Title
AWS re:Invent 2022 - How Riot Games processes 20 TB of analytics data daily on AWS (ANT341)
Summary
- Riot Games, known for League of Legends, processes significant amounts of data for their games and esports events.
- Initially, Riot used an on-prem data center with a system called Honu for telemetry data collection, which was schema-less and had its own set of challenges.
- As Riot prepared for new games, they moved to AWS infrastructure, creating a new analytics platform (AP) with enforced schema and Kafka for data ingestion.
- Honu was later updated to use Kafka and AWS services, improving performance and reducing the need for batch jobs.
- Riot's current state involves a unified event bus architecture called Rebus, which allows for regional processing and better event-driven capabilities.
- The Rebus architecture uses Kafka, a schema registry, and supports unique topics for streaming capabilities.
- Riot's future plans include onboarding more teams onto Rebus, consolidating pipelines, improving data warehousing, investigating regional data lakes, and increasing investment in ML Ops.
Insights
- Riot Games has evolved its data architecture over time to handle increasing volumes of data and to provide better services to both developers and players.
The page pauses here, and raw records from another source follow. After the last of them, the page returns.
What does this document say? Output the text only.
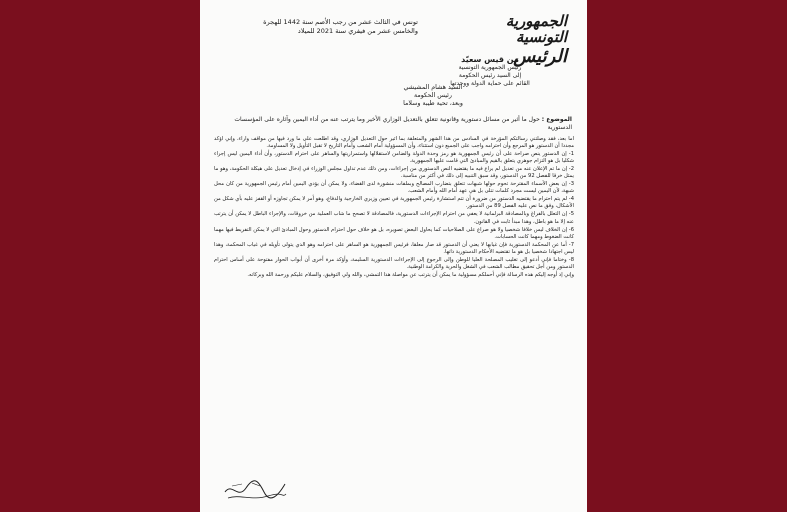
الجمهورية التونسية
الرئيس
تونس في الثالث عشر من رجب الأصم سنة 1442 للهجرة
والخامس عشر من فيفري سنة 2021 للميلاد
من قيس سعيّد
رئيس الجمهورية التونسية
إلى السيد رئيس الحكومة
القائم على حماية الدولة ووحدتها
السيد هشام المشيشي
رئيس الحكومة
وبعد، تحية طيبة وسلاما
الموضوع : حول ما أثير من مسائل دستورية وقانونية تتعلق بالتعديل الوزاري الأخير وما يترتب عنه من أداء اليمين وآثاره على المؤسسات الدستورية

أما بعد، فقد وصلتني رسالتكم المؤرخة في السادس من هذا الشهر والمتعلقة بما أثير حول التعديل الوزاري، وقد اطلعت على ما ورد فيها من مواقف وآراء، وإني أؤكد مجددا أن الدستور هو المرجع وأن احترامه واجب على الجميع دون استثناء، وأن المسؤولية أمام الشعب وأمام التاريخ لا تقبل التأويل ولا المساومة.

1- إن الدستور ينص صراحة على أن رئيس الجمهورية هو رمز وحدة الدولة والضامن لاستقلالها واستمراريتها والساهر على احترام الدستور، وأن أداء اليمين ليس إجراء شكليا بل هو التزام جوهري يتعلق بالقيم والمبادئ التي قامت عليها الجمهورية.

2- إن ما تم الإعلان عنه من تعديل لم يراع فيه ما يقتضيه النص الدستوري من إجراءات، ومن ذلك عدم تداول مجلس الوزراء في إدخال تعديل على هيكلة الحكومة، وهو ما يمثل خرقا للفصل 92 من الدستور، وقد سبق التنبيه إلى ذلك في أكثر من مناسبة.

3- إن بعض الأسماء المقترحة تحوم حولها شبهات تتعلق بتضارب المصالح وبملفات منشورة لدى القضاء، ولا يمكن أن يؤدي اليمين أمام رئيس الجمهورية من كان محل شبهة، لأن اليمين ليست مجرد كلمات تتلى بل هي عهد أمام الله وأمام الشعب.

4- لم يتم احترام ما يقتضيه الدستور من ضرورة أن تتم استشارة رئيس الجمهورية في تعيين وزيري الخارجية والدفاع، وهو أمر لا يمكن تجاوزه أو القفز عليه بأي شكل من الأشكال، وفق ما نص عليه الفصل 89 من الدستور.

5- إن التعلل بالفراغ وبالمصادقة البرلمانية لا يعفي من احترام الإجراءات الدستورية، فالمصادقة لا تصحح ما شاب العملية من خروقات، والإجراء الباطل لا يمكن أن يترتب عنه إلا ما هو باطل، وهذا مبدأ ثابت في القانون.

6- إن الخلاف ليس خلافا شخصيا ولا هو صراع على الصلاحيات كما يحاول البعض تصويره، بل هو خلاف حول احترام الدستور وحول المبادئ التي لا يمكن التفريط فيها مهما كانت الضغوط ومهما كانت الحسابات.

7- أما عن المحكمة الدستورية فإن غيابها لا يعني أن الدستور قد صار معلقا، فرئيس الجمهورية هو الساهر على احترامه وهو الذي يتولى تأويله في غياب المحكمة، وهذا ليس اجتهادا شخصيا بل هو ما تقتضيه الأحكام الدستورية ذاتها.

8- وختاما فإني أدعو إلى تغليب المصلحة العليا للوطن وإلى الرجوع إلى الإجراءات الدستورية السليمة، وأؤكد مرة أخرى أن أبواب الحوار مفتوحة على أساس احترام الدستور ومن أجل تحقيق مطالب الشعب في الشغل والحرية والكرامة الوطنية.

وإني إذ أوجه إليكم هذه الرسالة فإني أحملكم مسؤولية ما يمكن أن يترتب عن مواصلة هذا التمشي، والله ولي التوفيق، والسلام عليكم ورحمة الله وبركاته.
- The transition from on-prem to cloud-based infrastructure on AWS allowed Riot to leverage more robust and scalable services like Kafka and AWS Managed Services.
- The move from a schema-less to a schema-enforced system helped improve data quality and usability for downstream consumers like data scientists and analysts.
- Riot's Rebus architecture represents a significant step towards a more modern, event-driven approach, enabling better scalability, isolation, and regional data processing.
- The company's focus on regional data processing and ML Ops indicates a commitment to complying with data residency requirements and enhancing their machine learning capabilities for improved game experiences.
- Riot's iterative approach to architecture, willingness to learn, and problem-solving mindset have been key to their success in managing large-scale data workloads on AWS.